En route vers le digito-physique ?
Du côté des plateformes, la question du futur de la téléconsultation se pose également, mais d’une façon tout à fait différente. « Chez Livi, nous estimons qu’à terme nous avons une vocation d’offreur de soins à la fois en digital et en physique », explique Nicolas Leblanc. Pas question, pourtant, d’aller vers le modèle de la cabine de téléconsultation. « La téléconsultation médiée peut être intéressante, mais à terme, la miniaturisation fera que tout sera embarqué, et que la notion de cabine perdra de son sens », prédit le directeur médical de la plateforme. En revanche, il indique que 2025 sera une année où les perspectives de déploiement de centres de santé physiques (qui ne sont actuellement qu’au nombre de deux) seront particulièrement scrutées par Livi.
De son côté, Olivier Babinet estime qu’il y a encore un champ immense à exploiter pour aller au-delà « des patients qui font de la téléconsultation depuis leur canapé et qui tiennent sur leurs jambes ». Certes, des initiatives existent dans le secteur médico-social (voir ci-dessous), reconnaît-il, mais « quand on sait que les 600 000 résidents d’Ehpad n’ont en moyenne accès qu’à une consultation de spécialité par an, on se rend compte de l’énorme perte de chance que cela représente », pointe-t-il. Un constat fait également par la Cour des comptes qui souligne : « les personnes âgées et les personnes en situation de handicap résidant dans des établissements sociaux et médico-sociaux bénéficient très insuffisamment de ces actes ». Heureusement, il y a une manière plus positive de voir les choses : ce domaine représente un terrain de déploiement particulièrement fécond pour la téléconsultation.

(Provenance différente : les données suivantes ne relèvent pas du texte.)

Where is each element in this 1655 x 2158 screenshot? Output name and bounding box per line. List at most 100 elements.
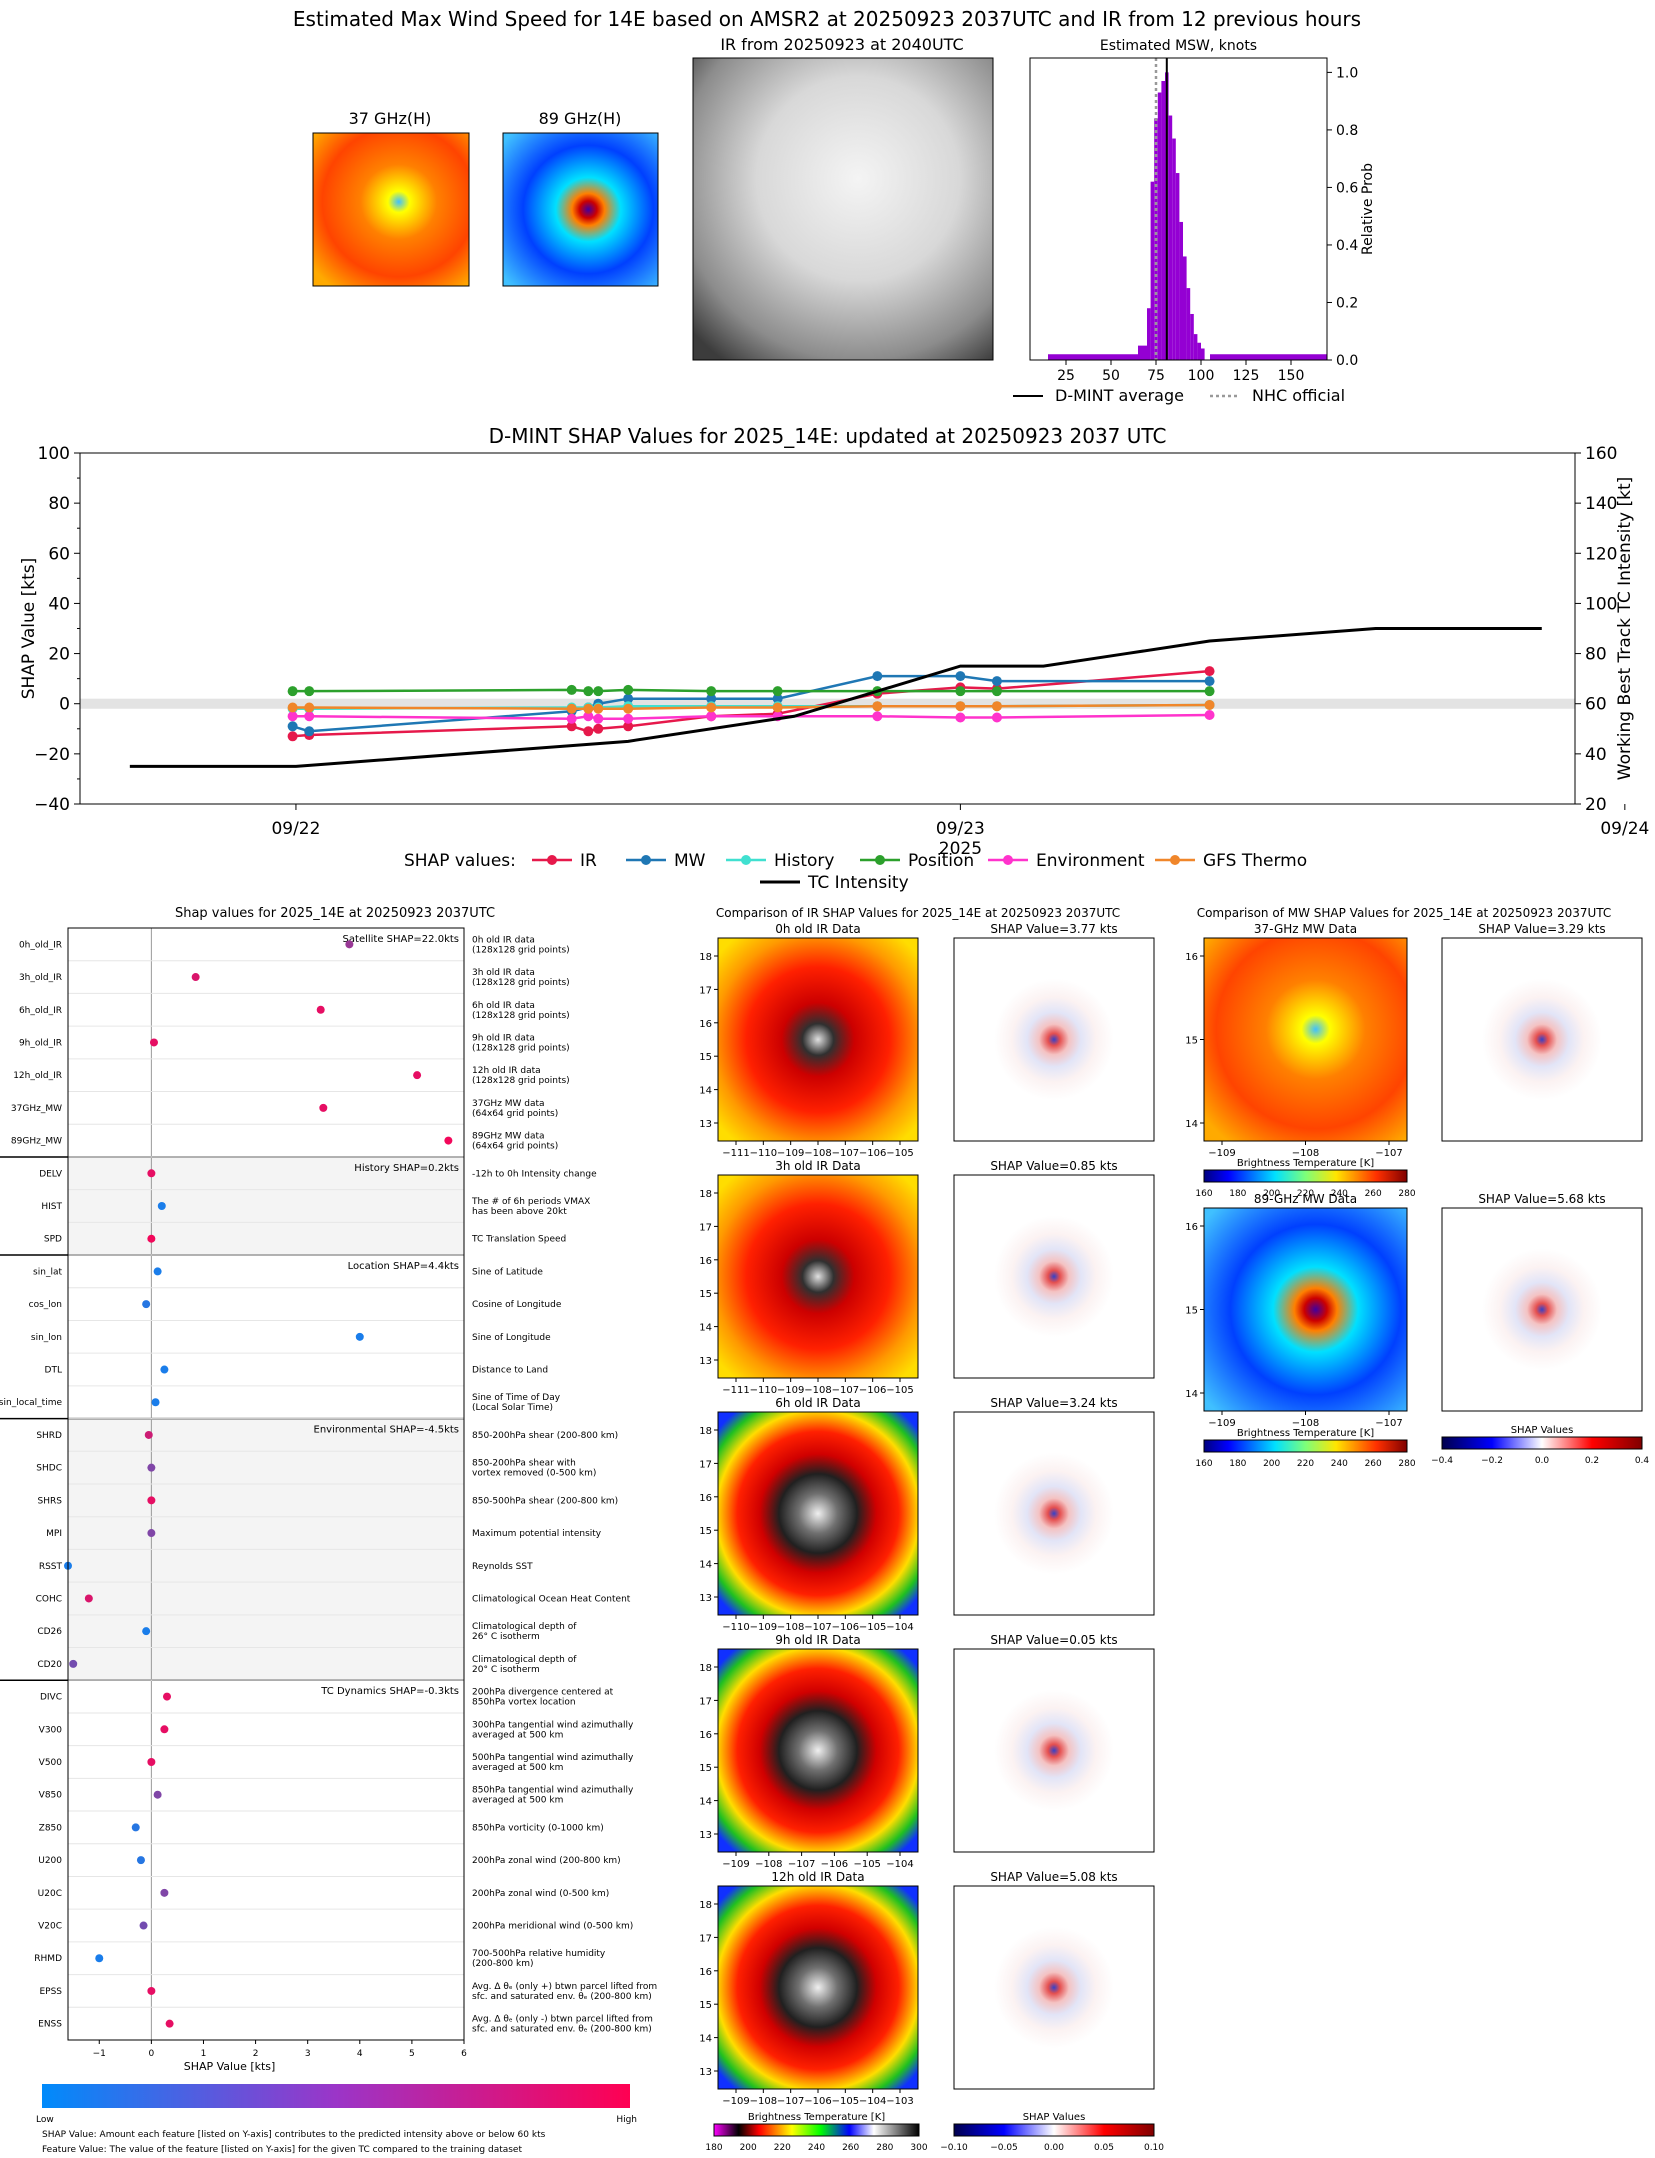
feature-name: V850 [39, 1791, 63, 1801]
feature-point [149, 1038, 158, 1047]
mw-row1-bt-cbar-bar [1203, 1439, 1408, 1453]
feature-desc: 850hPa vortex location [472, 1698, 576, 1708]
feature-name: RSST [39, 1562, 63, 1572]
mw-shap-cbar-tick: 0.0 [1535, 1456, 1550, 1466]
ir-row3-data-xtick-label: −106 [821, 1859, 848, 1870]
feature-point [165, 2019, 174, 2028]
hist-bar [1179, 221, 1183, 360]
hist-bar [1282, 354, 1291, 360]
feature-name: DIVC [40, 1693, 62, 1703]
feature-desc: Sine of Longitude [472, 1333, 551, 1343]
hist-bar [1291, 354, 1300, 360]
mw-comparison-title: Comparison of MW SHAP Values for 2025_14… [1197, 906, 1612, 920]
mw-row0-shap-shap-map [1482, 978, 1602, 1101]
ts-ytick-label: −20 [34, 745, 70, 765]
ir-bt-cbar-bar [713, 2123, 920, 2137]
mw-row0-data-title: 37-GHz MW Data [1254, 922, 1357, 936]
series-point-environment [287, 711, 298, 722]
ir-row3-data-ytick-label: 13 [699, 1830, 712, 1841]
feature-point [147, 1169, 156, 1178]
feature-xtick-label: 6 [461, 2049, 467, 2059]
feature-desc: (64x64 grid points) [472, 1109, 558, 1119]
feature-point [153, 1790, 162, 1799]
series-point-environment [566, 713, 577, 724]
series-point-position [583, 686, 594, 697]
feature-point [316, 1005, 325, 1014]
series-line-ir [292, 669, 1210, 738]
hist-xtick-label: 50 [1102, 368, 1120, 384]
feature-xtick-label: 5 [409, 2049, 415, 2059]
ir-row2-data-image [717, 1411, 919, 1616]
series-point-position [706, 686, 717, 697]
feature-point [157, 1202, 166, 1210]
mw37-title: 37 GHz(H) [349, 109, 432, 128]
series-point-environment [623, 713, 634, 724]
feature-xtick-label: −1 [93, 2049, 106, 2059]
ir-row4-data-xtick-label: −104 [859, 2096, 886, 2107]
mw-row0-bt-cbar-tick: 180 [1229, 1189, 1246, 1199]
hist-bar [1093, 354, 1102, 360]
ir-bt-cbar-tick: 300 [910, 2143, 927, 2153]
feature-desc: Sine of Time of Day [472, 1393, 561, 1403]
feature-name: CD26 [37, 1627, 62, 1637]
hist-bar [1201, 348, 1205, 360]
series-point-ir [583, 726, 594, 737]
hist-bar [1066, 354, 1075, 360]
ts-y2tick-label: 20 [1585, 795, 1607, 815]
ir-row0-data-image [717, 937, 919, 1142]
feature-desc: Climatological depth of [472, 1622, 577, 1632]
feature-name: 0h_old_IR [19, 940, 62, 950]
ir-row3-data-ytick-label: 18 [699, 1663, 712, 1674]
ir-row3-data-ytick-label: 16 [699, 1730, 712, 1741]
hist-bar [1147, 308, 1151, 360]
ir-row3-data-xtick-label: −107 [788, 1859, 815, 1870]
feature-point [69, 1659, 78, 1668]
feature-desc: 500hPa tangential wind azimuthally [472, 1753, 634, 1763]
mw-row1-data-image [1203, 1207, 1408, 1412]
ir-row3-data-xtick-label: −105 [853, 1859, 880, 1870]
legend-marker [1170, 855, 1180, 865]
legend-label: IR [580, 851, 597, 871]
feature-desc: averaged at 500 km [472, 1730, 563, 1740]
legend-marker [875, 855, 885, 865]
ir-row4-data-xtick-label: −106 [804, 2096, 831, 2107]
feature-desc: 850hPa tangential wind azimuthally [472, 1786, 634, 1796]
ir-row1-data-title: 3h old IR Data [775, 1159, 861, 1173]
hist-bar [1228, 354, 1237, 360]
hist-bar [1057, 354, 1066, 360]
series-point-position [1204, 686, 1215, 697]
legend-label: GFS Thermo [1203, 851, 1307, 871]
series-point-gfs-thermo [772, 702, 783, 713]
series-point-gfs-thermo [991, 701, 1002, 712]
feature-xtick-label: 1 [201, 2049, 207, 2059]
ir-row2-data-ytick-label: 15 [699, 1526, 712, 1537]
ts-y2tick-label: 100 [1585, 594, 1617, 614]
feature-point [84, 1594, 93, 1603]
series-point-gfs-thermo [706, 702, 717, 713]
ir-row3-data-image [717, 1648, 919, 1853]
series-point-mw [623, 693, 634, 704]
series-point-position [623, 684, 634, 695]
ir-row0-shap-shap-map [994, 978, 1114, 1101]
feature-name: DTL [45, 1366, 62, 1376]
series-point-mw [991, 676, 1002, 687]
mw-shap-cbar-label: SHAP Values [1511, 1425, 1574, 1436]
feature-point [153, 1267, 162, 1276]
mw-row1-bt-cbar-tick: 260 [1365, 1459, 1382, 1469]
mw37-image [312, 132, 470, 287]
mw-row0-data-ytick-label: 14 [1185, 1119, 1198, 1130]
feature-point [413, 1071, 422, 1080]
hist-bar [1111, 354, 1120, 360]
mw-row0-bt-cbar-bar [1203, 1169, 1408, 1183]
group-band [68, 1156, 464, 1256]
feature-point [142, 1300, 151, 1309]
feature-desc: 850hPa vorticity (0-1000 km) [472, 1823, 604, 1833]
ts-y2label: Working Best Track TC Intensity [kt] [1615, 477, 1635, 781]
hist-bar [1318, 354, 1327, 360]
feature-desc: 200hPa meridional wind (0-500 km) [472, 1922, 633, 1932]
ir-row4-shap-shap-map [994, 1926, 1114, 2049]
ir-row0-data-xtick-label: −106 [859, 1148, 886, 1159]
feature-desc: 850-500hPa shear (200-800 km) [472, 1496, 618, 1506]
feature-desc: TC Translation Speed [471, 1235, 566, 1245]
feature-name: Z850 [39, 1823, 63, 1833]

Téléconsultation bien ordonnée
Le développement de la téléconsultation a entraîné une tentative de régulation de la part des autorités sanitaires. Celle-ci est intervenue en plusieurs temps. En 2021, l’avenant 9 à la convention médicale stipulait qu’à compter d’avril 2022, l’activité de téléconsultation et de télé-expertise, déjà soumise à un principe de territorialité, ne pouvait excéder 20 % de l’activité globale des médecins (règle assouplie par la convention de 2024, qui exclut du calcul les actes effectués auprès de la patientèle médecin traitant). Le plafond des 20 % s’est accompagné de la rédaction par l’Assurance-maladie d’une charte de bonnes pratiques de la téléconsultation en rappelant les grands principes (le présentiel qui doit rester « l’acte de référence », sécurité des données, prérequis technologiques…). Enfin, la loi de financement de la Sécurité sociale pour 2023 rend obligatoire un agrément pour les plateformes, qui opéraient jusqu’ici sous le statut bancal de centre de santé. Cet agrément, délivré par le ministère de la Santé et valable deux ans, ouvre la voie au remboursement par l’Assurance-maladie, et garantit que les pratiques sont conformes aux standards de qualité définis par la Haute Autorité de santé (HAS). Les premiers ont été délivrés en avril 2024. Et en 2025, l’Assurance-maladie prépare les Assises de la téléconsultation.